Louise Mallinder is a Professor of Law at Queen’s University Belfast, School of Law. Within her broad interests in international human rights law, international criminal law and law and politics in political transitions, Louise has a particular research interest and expertise in amnesty laws, the role of lawyers as transitional actors, and socio-legal research methods related to transitional justice. She has conducted fieldwork in numerous locations including Northern Ireland, Cambodia, Chile, South Africa, Israel, Palestine, Tunisia, Argentina, Uruguay, Uganda and Bosnia-Herzegovina. Her research has been funded by the Economic and Social Research Council, the Arts and Humanities Research Council, the Nuffield Foundation and the Socio-Legal Studies Association. In addition, Louise’s monograph was awarded the 2009 Hart SLSA Early Career Award and was jointly awarded the 2009 British Society of Criminology Book Prize. 

Louise is also a member of the AHRC and ESRC Peer-Review Colleges and the Royal Irish Academy Ethical, Political, Legal and Philosophical Studies Committee. In addition, Louise is the Chair of the Committee on the Administration of Justice, a human rights non-governmental organisation in Northern Ireland.

Leigh A. Payne is Professor of Sociology and Latin America at St Antony’s College, University of Oxford. She is the author of a number of books, book chapters, and articles on transitional justice.

Among her publications in the last five years are: Confessions to Intimate Violence: FARC Confessions to Sexual Violations in the Colombian Conflict (2024); The Right against Rights in Latin America (2023); Understanding Collaborators (2022); Disappearances in the Post-Transition Era in Latin America (2021); and Transitional Justice and Corporate Accountability from Below: Deploying Archimedes’ Lever (2021). She is also the co-author of Transitional Justice in Balance and the co-editor of Amnesty in the Age of Human Rights Accountability.

Based on her research findings, Payne has been involved in numerous academic-practitioner impact projects around the world.
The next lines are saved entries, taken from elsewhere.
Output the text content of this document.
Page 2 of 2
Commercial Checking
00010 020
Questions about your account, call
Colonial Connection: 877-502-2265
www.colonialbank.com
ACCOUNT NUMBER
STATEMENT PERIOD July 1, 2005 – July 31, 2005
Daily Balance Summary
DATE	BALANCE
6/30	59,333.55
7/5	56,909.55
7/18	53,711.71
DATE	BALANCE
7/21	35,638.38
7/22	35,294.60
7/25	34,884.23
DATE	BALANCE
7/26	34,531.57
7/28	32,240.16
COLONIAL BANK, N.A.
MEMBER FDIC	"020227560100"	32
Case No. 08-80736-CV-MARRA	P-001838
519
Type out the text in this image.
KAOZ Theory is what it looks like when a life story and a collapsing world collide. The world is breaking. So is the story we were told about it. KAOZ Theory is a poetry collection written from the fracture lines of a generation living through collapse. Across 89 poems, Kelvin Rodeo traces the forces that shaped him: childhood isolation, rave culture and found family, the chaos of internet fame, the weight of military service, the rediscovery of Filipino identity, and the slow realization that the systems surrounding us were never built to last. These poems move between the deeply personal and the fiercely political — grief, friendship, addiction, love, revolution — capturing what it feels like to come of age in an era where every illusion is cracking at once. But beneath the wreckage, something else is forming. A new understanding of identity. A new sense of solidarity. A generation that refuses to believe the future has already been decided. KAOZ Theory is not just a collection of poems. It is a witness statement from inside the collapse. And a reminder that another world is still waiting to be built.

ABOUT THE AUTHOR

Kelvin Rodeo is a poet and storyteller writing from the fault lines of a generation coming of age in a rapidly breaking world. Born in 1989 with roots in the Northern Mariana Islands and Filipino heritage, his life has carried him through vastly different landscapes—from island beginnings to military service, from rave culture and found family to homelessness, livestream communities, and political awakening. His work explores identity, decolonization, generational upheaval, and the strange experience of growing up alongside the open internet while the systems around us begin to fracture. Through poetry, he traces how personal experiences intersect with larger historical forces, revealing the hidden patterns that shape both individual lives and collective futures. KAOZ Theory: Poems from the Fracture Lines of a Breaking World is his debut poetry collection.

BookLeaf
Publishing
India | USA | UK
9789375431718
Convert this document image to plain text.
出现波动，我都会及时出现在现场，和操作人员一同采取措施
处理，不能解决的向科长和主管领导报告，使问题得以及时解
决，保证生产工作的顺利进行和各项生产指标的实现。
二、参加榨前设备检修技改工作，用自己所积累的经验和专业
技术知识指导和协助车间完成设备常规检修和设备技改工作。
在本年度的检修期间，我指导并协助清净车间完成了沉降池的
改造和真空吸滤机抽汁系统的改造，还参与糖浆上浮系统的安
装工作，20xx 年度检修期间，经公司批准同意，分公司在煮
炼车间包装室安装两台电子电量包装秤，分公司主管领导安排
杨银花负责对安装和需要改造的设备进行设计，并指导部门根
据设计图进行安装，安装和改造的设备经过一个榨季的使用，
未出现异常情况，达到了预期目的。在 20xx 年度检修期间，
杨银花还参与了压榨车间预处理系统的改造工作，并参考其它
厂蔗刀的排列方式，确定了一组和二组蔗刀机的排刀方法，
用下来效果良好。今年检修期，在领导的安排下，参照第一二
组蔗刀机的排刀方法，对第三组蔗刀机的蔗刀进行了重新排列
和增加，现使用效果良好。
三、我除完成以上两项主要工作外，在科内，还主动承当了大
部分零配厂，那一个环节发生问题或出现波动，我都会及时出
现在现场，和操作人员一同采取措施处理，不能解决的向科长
For her academic research and policy impact work, she has received grants from foundations including Open Society, Ford, Oak, Newton, and Zennström. She has also received funding from research councils, including the Economic and Social Research Council (UK), Arts and Humanities Research Council (UK), British Academy, and National Science Foundation (US).

Professor Payne received her PhD in Political Science at Yale University.

Working languages: English, Spanish and Portuguese

Iván Orozco is an Associate Professor in the Department of Political Science at the Universidad de los Andes (Bogotá). He is a specialist in constitutional law and legal theory, and has a PhD in political science from the University of Mainz.

As an academic, Orozco has worked at the following universities: the Andes, the National, Kassel, Augsburg and Notre Dame.

Orozco has written several books that have had a major influence on Colombian law and politics. These include “Fighters, Rebels and Terrorists”, “War and Law in Colombia”, “The Limits of the Humanitarian Conscience”, and “Transitional Justice in a Time of Obligatory Memory “.

In June 2013, the Colombian Office of the High Commissioner for Peace hired Orozco to serve as an expert adviser to the government delegation to the peace negotiations with the FARC taking place in Havana. He served in that role until December 2015, when a final agreement was reached on the issue of Victims (point 5 of the negotiation agenda).

Prior to his work on the process, Orozco also served in other public policy positions, including as head of the human rights office of Gustavo Bell when he was Vice President of Colombia, and as a member of the Historical Memory Group.